An anonymous response letter from the donor family can also be forwarded to you. Please do not interpret a lack of response as rejection or disinterest. It is sometimes very difficult for donor families to write a letter. Whether you want to receive a reply letter from the donor family is also your free decision. You can indicate on the consent form whether you would like to receive such a letter.

The procedure of saying thank you is not formally established and might be inhibited by laws at domestic and international level. There are therefore no guarantees that your thank-you letter will ever reach the donor's family. However, it is our experience that those involved are committed and will go out that extra mile to fulfil your wish.

Tissue Donations

Corlife is not directly involved in tissue donation. We receive tissue donations from donor institutions. Any cooperation with a donor institution must be approved by the German regulatory authorities. The donor institution reserves the right to decide which hospital will receive the cell-free allograft.

Tissue donations are a very personal gift which is directly linked to post-mortem personal rights and the dignity of the donor. We pay attention to respectful interaction and language.

Every tissue donation is a mission and deserves the best possible treatment to help a patient. In case of doubt, this goal takes precedence over the dictates of economic efficiency.

Tissue donation could also be used to transmit undetected diseases. We take a number of measures to protect patients, third parties (such as cleaning and transport personnel), medical staff and our own employees from the dangers that could be posed by the tissue, thus preventing the transmission of diseases.

Our employees are well qualified and are extensively trained in the processing of tissue donations. They handle each tissue donation with the necessary professionalism and respect the dignity of the donors. The "European Directorate for the Quality of Medicines & Healthcare" has published a document with information for potential donors: Tissue Donation: Everything You Need To Know

Transparency

Remuneration

The German transplantation law allows in § 17 (1) an adequate remuneration for the processing of tissue donations. The amount of the fee is agreed with the hospitals and health insurance companies in a legally regulated procedure .

Corlife is not a non-profit organization. We need turnover and profit to shoulder salary payments, operating and material costs, services, investments and the entrepreneurial risks, while keeping a sense of proportion. An overview of our financial figures is available here.

Donations

Corlife supports initiatives for patients and further education in the healthcare sector. You can find an overview of our donations here.

Public participation

Corlife participates in the public, scientific and technical discussion on tissue medicine in Europe. We have deposited our interest profile in the European Transparency Register.

Traceability

An important safety element in transplantation medicine is traceability.
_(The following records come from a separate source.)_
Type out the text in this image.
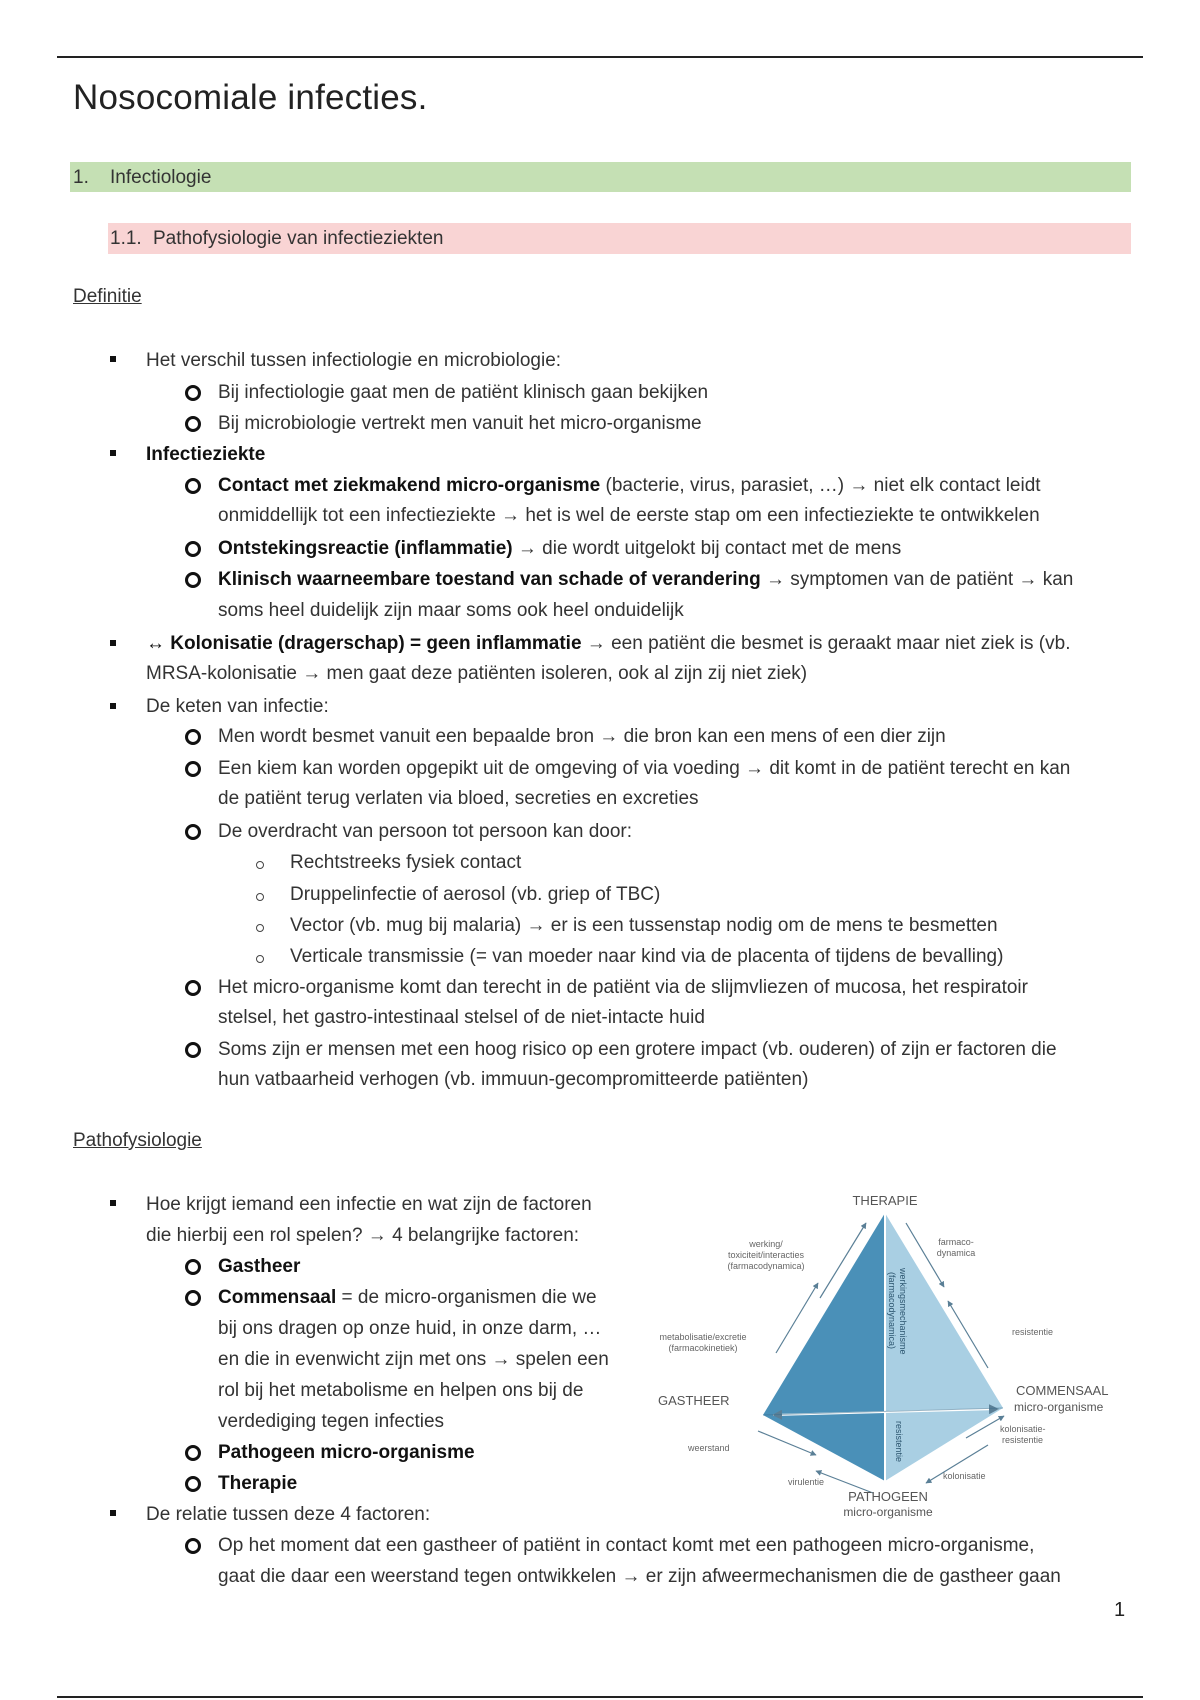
Nosocomiale infecties.
1. Infectiologie
1.1. Pathofysiologie van infectieziekten
Definitie
Het verschil tussen infectiologie en microbiologie:
Bij infectiologie gaat men de patiënt klinisch gaan bekijken
Bij microbiologie vertrekt men vanuit het micro-organisme
Infectieziekte
Contact met ziekmakend micro-organisme (bacterie, virus, parasiet, …) → niet elk contact leidt
onmiddellijk tot een infectieziekte → het is wel de eerste stap om een infectieziekte te ontwikkelen
Ontstekingsreactie (inflammatie) → die wordt uitgelokt bij contact met de mens
Klinisch waarneembare toestand van schade of verandering → symptomen van de patiënt → kan
soms heel duidelijk zijn maar soms ook heel onduidelijk
↔ Kolonisatie (dragerschap) = geen inflammatie → een patiënt die besmet is geraakt maar niet ziek is (vb.
MRSA-kolonisatie → men gaat deze patiënten isoleren, ook al zijn zij niet ziek)
De keten van infectie:
Men wordt besmet vanuit een bepaalde bron → die bron kan een mens of een dier zijn
Een kiem kan worden opgepikt uit de omgeving of via voeding → dit komt in de patiënt terecht en kan
de patiënt terug verlaten via bloed, secreties en excreties
De overdracht van persoon tot persoon kan door:
Rechtstreeks fysiek contact
Druppelinfectie of aerosol (vb. griep of TBC)
Vector (vb. mug bij malaria) → er is een tussenstap nodig om de mens te besmetten
Verticale transmissie (= van moeder naar kind via de placenta of tijdens de bevalling)
Het micro-organisme komt dan terecht in de patiënt via de slijmvliezen of mucosa, het respiratoir
stelsel, het gastro-intestinaal stelsel of de niet-intacte huid
Soms zijn er mensen met een hoog risico op een grotere impact (vb. ouderen) of zijn er factoren die
hun vatbaarheid verhogen (vb. immuun-gecompromitteerde patiënten)
Pathofysiologie
Hoe krijgt iemand een infectie en wat zijn de factoren
die hierbij een rol spelen? → 4 belangrijke factoren:
Gastheer
Commensaal = de micro-organismen die we
bij ons dragen op onze huid, in onze darm, …
en die in evenwicht zijn met ons → spelen een
rol bij het metabolisme en helpen ons bij de
verdediging tegen infecties
Pathogeen micro-organisme
Therapie
De relatie tussen deze 4 factoren:
Op het moment dat een gastheer of patiënt in contact komt met een pathogeen micro-organisme,
gaat die daar een weerstand tegen ontwikkelen → er zijn afweermechanismen die de gastheer gaan
THERAPIE
GASTHEER
COMMENSAAL
micro-organisme
PATHOGEEN
micro-organisme
werking/
toxiciteit/interacties
(farmacodynamica)
farmaco-
dynamica
metabolisatie/excretie
(farmacokinetiek)
resistentie
werkingsmechanisme
(farmacodynamica)
weerstand
virulentie
kolonisatie
kolonisatie-
resistentie
resistentie
1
Traceability and data protection are not contradictions:

  • Corlife is not involved in tissue donation, but receives tissue donations from independent donation establishments. These establishments know the identity of the donor, but forward to Corlife only a unique donation number. The unique donation number does not disclose the donor's identity.
  • Corlife processes the tissue donation into cell-free allografts. These are given to hospitals. The specific identity of the patient for whom the cell-free allograft is intended is not communicated to corlife.
  • Corlife informs the donor center about the delivery of the cell-free allograft to the hospital.